Une liquidité limitée met les fonds sous pression
Le crédit privé est une forme de prêt où des fonds d’investissement accordent directement des prêts aux entreprises, en dehors du système bancaire traditionnel. De grands acteurs comme KKR, Apollo et Blackstone collectent des capitaux auprès des investisseurs et les prêtent généralement à des taux d’intérêt plus élevés.
Un trait distinctif de ce marché est le manque de liquidité. Les prêts ont souvent une durée de plusieurs années et ne sont pas facilement négociables. Ainsi, les fonds ne disposent pas toujours de liquidités immédiatement disponibles.
Cela devient maintenant visible. En raison de l’incertitude économique croissante, les investisseurs cherchent à réduire leurs positions. En réponse, KKR a par exemple limité les sorties de l’un de ses fonds, empêchant ainsi les investisseurs de retirer librement leurs capitaux quand ils le souhaitent.
Les régulateurs examinent de plus près les risques
Mais pourquoi les investisseurs veulent-ils massivement récupérer leur argent ? Cela est en partie dû à des doutes sur l’impact de l’intelligence artificielle (IA). Selon les investisseurs, la réalité de l’IA n’est pas aussi prometteuse que l’engouement initial le laissait croire. De plus, la hausse des prix du pétrole, résultant de la guerre au Moyen-Orient, et l’inflation amplifient encore plus l’incertitude.
Des taux d’intérêt élevés et des vents contraires économiques rendent les investisseurs plus prudents, tandis que des questions se posent sur la valorisation des prêts de crédit privé. Comme ces actifs ne sont pas échangés quotidiennement, un prix de marché transparent fait défaut.

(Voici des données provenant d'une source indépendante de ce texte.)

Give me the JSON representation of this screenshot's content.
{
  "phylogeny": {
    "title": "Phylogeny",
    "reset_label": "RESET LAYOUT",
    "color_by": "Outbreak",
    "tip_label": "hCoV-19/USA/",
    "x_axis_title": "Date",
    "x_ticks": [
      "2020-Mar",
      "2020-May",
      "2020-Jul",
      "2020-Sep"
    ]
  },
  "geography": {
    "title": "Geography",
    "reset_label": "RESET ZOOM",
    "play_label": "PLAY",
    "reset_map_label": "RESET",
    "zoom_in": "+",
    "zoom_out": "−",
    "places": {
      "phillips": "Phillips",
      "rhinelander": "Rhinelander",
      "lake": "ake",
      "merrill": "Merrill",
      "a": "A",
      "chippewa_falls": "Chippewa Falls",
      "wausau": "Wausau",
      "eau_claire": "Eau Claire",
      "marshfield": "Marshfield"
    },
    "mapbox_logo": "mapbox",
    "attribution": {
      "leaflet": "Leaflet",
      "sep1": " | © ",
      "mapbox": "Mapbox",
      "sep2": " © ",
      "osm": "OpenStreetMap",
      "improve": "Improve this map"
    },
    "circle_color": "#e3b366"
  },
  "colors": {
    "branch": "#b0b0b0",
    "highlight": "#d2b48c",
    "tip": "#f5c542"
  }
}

En outre, le secteur a connu une forte croissance ces dernières années, atteignant presque 2 000 milliards de dollars. Par rapport à cette ampleur, la surveillance reste limitée, ce qui soulève des questions sur les risques potentiels en dehors du système financier régulier.
Le ministère américain des Finances a donc entamé des discussions avec les régulateurs. L’objectif est de déterminer si les risques s’accumulent hors de la vue des banques traditionnelles et si une sortie massive pourrait entraîner une instabilité financière plus large.
La situation actuelle n’indique pas directement une crise, mais elle souligne que le marché du crédit privé est plus vulnérable au stress qu’on ne le pensait auparavant.